Google has announced their acquisition of Motorola Mobility, a major manufacturer of cellphones and Android smartphones, for $12 Billion. The deal is a major game changing event in the mobile landscape as Google, maker of the Android Mobile OS, has now acquired a hardware division. With this, Google has mobilized a new army in the smartphone wars.
Motorola Mobility was a company that emerged from the splitting of the original Motorola. Once mighty presence in virtually every sector of the tech industry, the company fell on hard time in the latter part of the last decade. The company split into Motorola Mobility, in charge of the handset business, and Motorola Solutions, in charge of the company’s IT, Telecommunications, and heavy industry business. Since then, Moto Mobility has had a major resurgence as a premiere Android handset maker – the company was responsible for launching Verizon’s Droid line of premium smartphones back in 2009. Motorola’s Android history is not all roses, but it has had far more wins than many other OEMs with great handsets like the Atrix, Photon, Droid and Droid X smartphones.
Now here we are, with Android’s own mother swallowing up one of the platform’s most stalwart contributors. It’s a ballsy move for a company that has so far refuted claims of opening a hardware division. Google claimed they wanted to be gatekeepers to Android, only worrying about licensing to other manufacturers. With the exception of the Nexus One and Nexus S, the company has lived a perfectly comfortable life with others worrying about the hardware side of the Android platform.

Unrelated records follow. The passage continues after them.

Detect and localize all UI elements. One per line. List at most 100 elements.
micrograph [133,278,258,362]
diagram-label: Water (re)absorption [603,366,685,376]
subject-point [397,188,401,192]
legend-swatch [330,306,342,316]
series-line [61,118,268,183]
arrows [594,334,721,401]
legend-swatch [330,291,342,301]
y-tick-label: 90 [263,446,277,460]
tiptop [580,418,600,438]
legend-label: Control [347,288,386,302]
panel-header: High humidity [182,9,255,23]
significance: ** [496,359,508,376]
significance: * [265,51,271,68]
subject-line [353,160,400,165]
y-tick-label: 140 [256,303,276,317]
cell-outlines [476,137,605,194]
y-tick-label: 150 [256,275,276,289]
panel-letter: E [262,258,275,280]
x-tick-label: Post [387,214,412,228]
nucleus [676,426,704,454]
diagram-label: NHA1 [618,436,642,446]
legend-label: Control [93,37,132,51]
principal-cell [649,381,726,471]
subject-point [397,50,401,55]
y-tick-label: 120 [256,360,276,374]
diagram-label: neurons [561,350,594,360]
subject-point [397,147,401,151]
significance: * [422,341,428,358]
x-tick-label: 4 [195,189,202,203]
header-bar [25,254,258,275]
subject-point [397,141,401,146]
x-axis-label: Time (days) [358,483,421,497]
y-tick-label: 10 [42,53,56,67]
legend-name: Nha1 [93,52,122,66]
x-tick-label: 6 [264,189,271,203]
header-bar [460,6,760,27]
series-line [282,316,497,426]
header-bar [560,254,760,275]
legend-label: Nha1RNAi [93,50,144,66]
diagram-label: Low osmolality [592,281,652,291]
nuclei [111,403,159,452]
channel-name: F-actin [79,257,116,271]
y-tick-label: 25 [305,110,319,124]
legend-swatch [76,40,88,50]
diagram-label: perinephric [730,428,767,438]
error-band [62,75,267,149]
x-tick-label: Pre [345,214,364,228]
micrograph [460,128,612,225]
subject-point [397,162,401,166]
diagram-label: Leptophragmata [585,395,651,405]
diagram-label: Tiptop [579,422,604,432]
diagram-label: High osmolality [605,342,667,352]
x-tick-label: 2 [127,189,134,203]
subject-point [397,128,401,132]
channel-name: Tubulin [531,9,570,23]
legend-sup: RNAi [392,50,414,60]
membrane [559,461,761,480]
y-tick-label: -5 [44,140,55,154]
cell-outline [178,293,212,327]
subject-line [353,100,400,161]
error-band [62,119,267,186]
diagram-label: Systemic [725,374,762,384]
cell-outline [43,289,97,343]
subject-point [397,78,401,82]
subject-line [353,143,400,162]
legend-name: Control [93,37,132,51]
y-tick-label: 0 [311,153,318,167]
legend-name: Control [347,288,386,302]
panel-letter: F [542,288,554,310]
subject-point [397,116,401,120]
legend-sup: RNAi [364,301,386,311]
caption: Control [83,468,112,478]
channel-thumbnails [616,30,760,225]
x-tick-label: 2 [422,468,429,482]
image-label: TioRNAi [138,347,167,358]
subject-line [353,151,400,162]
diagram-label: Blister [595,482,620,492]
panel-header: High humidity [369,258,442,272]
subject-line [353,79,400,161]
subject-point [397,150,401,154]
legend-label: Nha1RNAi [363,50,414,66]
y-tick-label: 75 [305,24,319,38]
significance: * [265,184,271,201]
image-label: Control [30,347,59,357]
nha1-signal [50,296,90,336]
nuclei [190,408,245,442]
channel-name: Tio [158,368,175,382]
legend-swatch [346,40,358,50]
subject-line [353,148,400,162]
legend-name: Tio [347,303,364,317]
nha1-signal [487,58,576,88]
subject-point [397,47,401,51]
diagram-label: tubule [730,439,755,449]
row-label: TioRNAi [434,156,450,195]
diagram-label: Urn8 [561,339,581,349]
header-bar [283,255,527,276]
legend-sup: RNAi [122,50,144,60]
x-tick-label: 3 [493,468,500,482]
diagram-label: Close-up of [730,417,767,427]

So why now has Google absorbed one of the largest cellphone makers in the world? Many believe it has to do with patents. Google, Microsoft and Apple have been on patent buying binges over the past year, trying to secure any and all innovations in the ever more competitive mobile market. Apple and Microsoft led a power play initiative to block Google from the purchase of several patents from Nortell, a Canadian telecommunications company that went under in 2008. The move places Google behind its competitors in terms of IP stockpiles. Meanwhile, Motorola has decades of innovation under its legal belt in the areas of mobile phone technology. This move gives Google access to a large backlog of patents.

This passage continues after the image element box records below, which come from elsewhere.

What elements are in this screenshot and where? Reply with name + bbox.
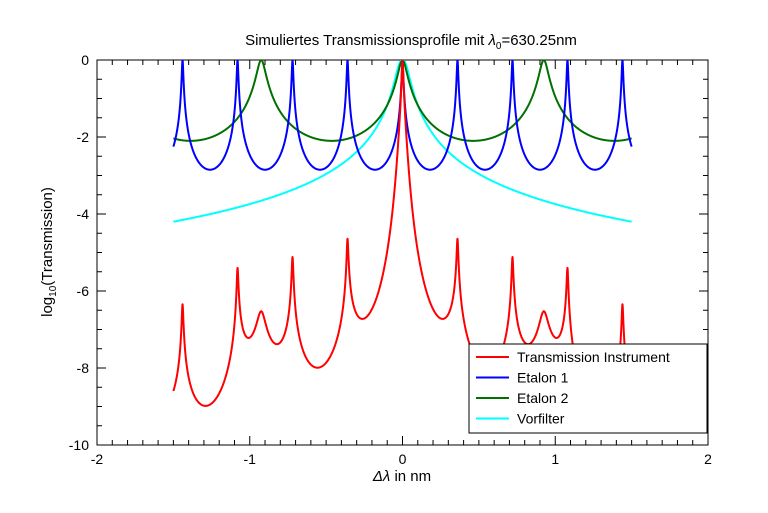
legend-label-vorfilter: Vorfilter — [517, 411, 565, 427]
y-tick-label: -4 — [77, 206, 90, 222]
y-tick-label: 0 — [81, 52, 89, 68]
axis-ticks — [96, 59, 709, 446]
y-axis-label: log10(Transmission) — [39, 187, 59, 317]
x-axis-label: Δλ in nm — [372, 468, 431, 485]
legend-label-instrument: Transmission Instrument — [517, 349, 670, 365]
series-etalon-2-line — [172, 60, 633, 142]
y-tick-label: -6 — [77, 283, 90, 299]
axis-tick-labels: -2 -1 0 1 20-2-4-6-8-10 — [69, 52, 712, 467]
y-tick-label: -8 — [77, 360, 90, 376]
series-transmission-instrument-line — [172, 60, 633, 407]
y-tick-label: -10 — [69, 437, 89, 453]
x-tick-label: -2 — [91, 451, 104, 467]
chart-title: Simuliertes Transmissionsprofile mit λ0=… — [245, 32, 577, 52]
series-etalon-1-line — [172, 60, 633, 171]
legend-label-etalon2: Etalon 2 — [517, 390, 569, 406]
series-vorfilter-line — [172, 60, 633, 223]
legend-label-etalon1: Etalon 1 — [517, 370, 569, 386]
legend: Transmission Instrument Etalon 1 Etalon 2 V… — [468, 343, 708, 434]
x-tick-label: 2 — [704, 451, 712, 467]
series-group — [172, 60, 633, 407]
y-tick-label: -2 — [77, 129, 90, 145]
x-tick-label: -1 — [244, 451, 257, 467]
x-tick-label: 1 — [551, 451, 559, 467]
x-tick-label: 0 — [399, 451, 407, 467]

But this seems like too huge a purchase to be simply for patents. If Google wanted Moto’s IP, the company could have worked out a far more affordable licensing agreement. While Larry Page maintains that Motorola will still be operated as an independent company and not the hardware arm of Android, I believe that’s nothing more than fluff. Google has seen the success in Apple’s draconian control over hardware. Apple shapes the hardware to perfectly marry software in a way Google can only dream of. Throughout the history of Android, every OEM has skinned, modded and hobbled their Android offerings into an inconsistent platform. Wildly different features, platform fragmentation, and poor customizations have all lead to an Android that can’t be as Google envisioned the OS. Licensing deals were good for the platform’s infancy but Google doesn’t want to be reliant on the endeavors of third parties anymore. Google wants to run the show.

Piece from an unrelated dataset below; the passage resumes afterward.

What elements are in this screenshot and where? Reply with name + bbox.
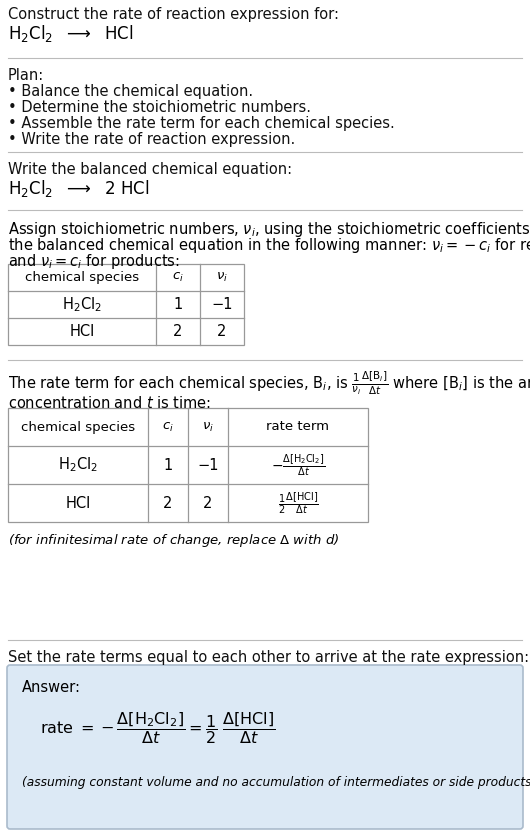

The Nexus One and Nexus S established the defacto design of Android 2.0 and 2.3. Google likes being in charge of hardware design, even if they won’t admit it. Now, with Motorola, Google has an entire company that it can point in the right direction. Ensuring you get Vanilla android, and hardware that perfectly matches the software. Sure, Google will play nice with HTC, Samsung and LG – Google still needs them to control the market – but from now on, Google will run the show. They have an entire hardware team at their disposal now with an legendary brand name. Sure, the name Motorola will endure, but beneath the branding this will be all Google from now on.
In the end, this could be good. Android devices may now get that Apple-like polish they deserve from Google’s devices while offering choice from other OEMs. Is it the best of both worlds? Maybe. OEMs might revolt, Apple might go on the offensive again, and the Nokia-Microsoft partnership might whip up something really jaw dropping. It’s gonna be a bumpy ride.